Kepala Bappenas Prediksi Data BPS tak Laku di Masa Depan

Desi Angriani    •    Rabu, 09 Aug 2017 22:34 WIB
bps
Kepala Bappenas Prediksi Data BPS tak Laku di Masa Depan
Kepala Badan Perencanaan Pembangunan Nasional (Bappenas) Bambang Brodjonegoro. ANTARA FOTO/Sigid Kurniawan.

Metrotvnews.com, Jakarta: Menteri PPN/Kepala Bappenas Bambang Brodjonegoro memprediksi data yang diterbitkan Badan Pusat Statistik (BPS) tak akan laku di masa depan. Data konvensional tersebut akan digantikan oleh data non konvesional atau Big Data e-commerce.

"Data digital e-commerce bisa jadi data mainstream dan data konvensional seperti publikasi statistik. BPS udah enggak ada yang lihat," kata Bambang dalam seminar nasional big data di Function Room Bank Indonesia, Jalan MH Thamrin, Jakarta, Rabu 9 Agustus 2017.

Bambang menjelaskan, setiap kementerian/lembaga dan instansi pemerintah baik di pusat atau daerah akan memanfaatkan platform online dalam membuat kebijakan ke depannya. Indonesia, katanya memiliki potensi besar terhadap perkembangan ekonomi digital mengingat pengguna internet di Tanah Air terus mengalami peningkatan

"Dan data ini akan dinilai valid untuk membuat perencanaan dari tingkat nasional, daerah dan perusahaan," imbuh mantan Menkeu ini.
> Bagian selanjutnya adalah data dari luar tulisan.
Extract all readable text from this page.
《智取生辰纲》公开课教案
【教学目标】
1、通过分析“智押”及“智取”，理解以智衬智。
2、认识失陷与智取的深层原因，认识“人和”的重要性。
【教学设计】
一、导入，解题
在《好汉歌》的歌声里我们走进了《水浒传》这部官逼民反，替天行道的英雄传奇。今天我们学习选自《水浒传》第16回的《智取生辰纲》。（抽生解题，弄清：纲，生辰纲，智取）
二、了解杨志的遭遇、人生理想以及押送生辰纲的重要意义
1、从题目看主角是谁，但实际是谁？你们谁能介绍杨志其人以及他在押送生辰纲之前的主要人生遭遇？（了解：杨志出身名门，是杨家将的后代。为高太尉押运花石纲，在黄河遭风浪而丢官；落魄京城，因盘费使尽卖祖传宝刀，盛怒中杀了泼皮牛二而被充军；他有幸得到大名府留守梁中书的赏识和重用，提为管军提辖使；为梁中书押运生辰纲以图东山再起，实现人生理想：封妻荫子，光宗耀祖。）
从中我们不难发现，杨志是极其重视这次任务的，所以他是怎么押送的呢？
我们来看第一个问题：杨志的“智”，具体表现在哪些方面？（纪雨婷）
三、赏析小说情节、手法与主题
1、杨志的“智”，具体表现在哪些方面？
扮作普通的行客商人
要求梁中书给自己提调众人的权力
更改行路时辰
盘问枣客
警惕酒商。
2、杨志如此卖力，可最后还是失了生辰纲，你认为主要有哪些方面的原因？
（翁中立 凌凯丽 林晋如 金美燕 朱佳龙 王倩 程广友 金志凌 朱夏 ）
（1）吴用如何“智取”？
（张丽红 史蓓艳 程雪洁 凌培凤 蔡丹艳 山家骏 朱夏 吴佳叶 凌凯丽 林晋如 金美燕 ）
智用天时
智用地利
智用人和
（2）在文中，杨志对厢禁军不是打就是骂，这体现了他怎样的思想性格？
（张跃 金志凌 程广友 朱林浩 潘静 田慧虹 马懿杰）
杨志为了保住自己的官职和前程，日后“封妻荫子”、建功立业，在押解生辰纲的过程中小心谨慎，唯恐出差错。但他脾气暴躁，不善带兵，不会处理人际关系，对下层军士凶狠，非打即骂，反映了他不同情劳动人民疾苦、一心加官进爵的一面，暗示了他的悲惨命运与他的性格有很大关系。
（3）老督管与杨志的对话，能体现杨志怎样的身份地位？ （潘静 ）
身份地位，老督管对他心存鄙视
Berdasarkan data dari asosiasi penyelenggara jasa internet, penetrasi internet tahun 2016 menjangkau 51,8 persen penduduk Indonesia. Angka tersebut meningkat pesat dari tahun 2014 yang hanya 34,9 persen.

"Ini lebih tinggi daripada penetrasi perbankan. Jadi internet lebih penting dari masyarakat daripada punya rekening bank," tutur dia.

Kemudahan akses informasi lewat internet ini didukung oleh perkembangan telepon seluler. Melalui smartphone setiap orang dapat melakukan transaksi jual beli online tanpa dibatasi ruang dan waktu.
 
"Dan 70 persen pemanfaatan internet ini dari yang tadi dilakukan secara mobile, 47,6 persen pengguna bahkan mengandalkan smartphone sebagai gawai atau instrument utama mereka dalam mengakses internet," tandasnya.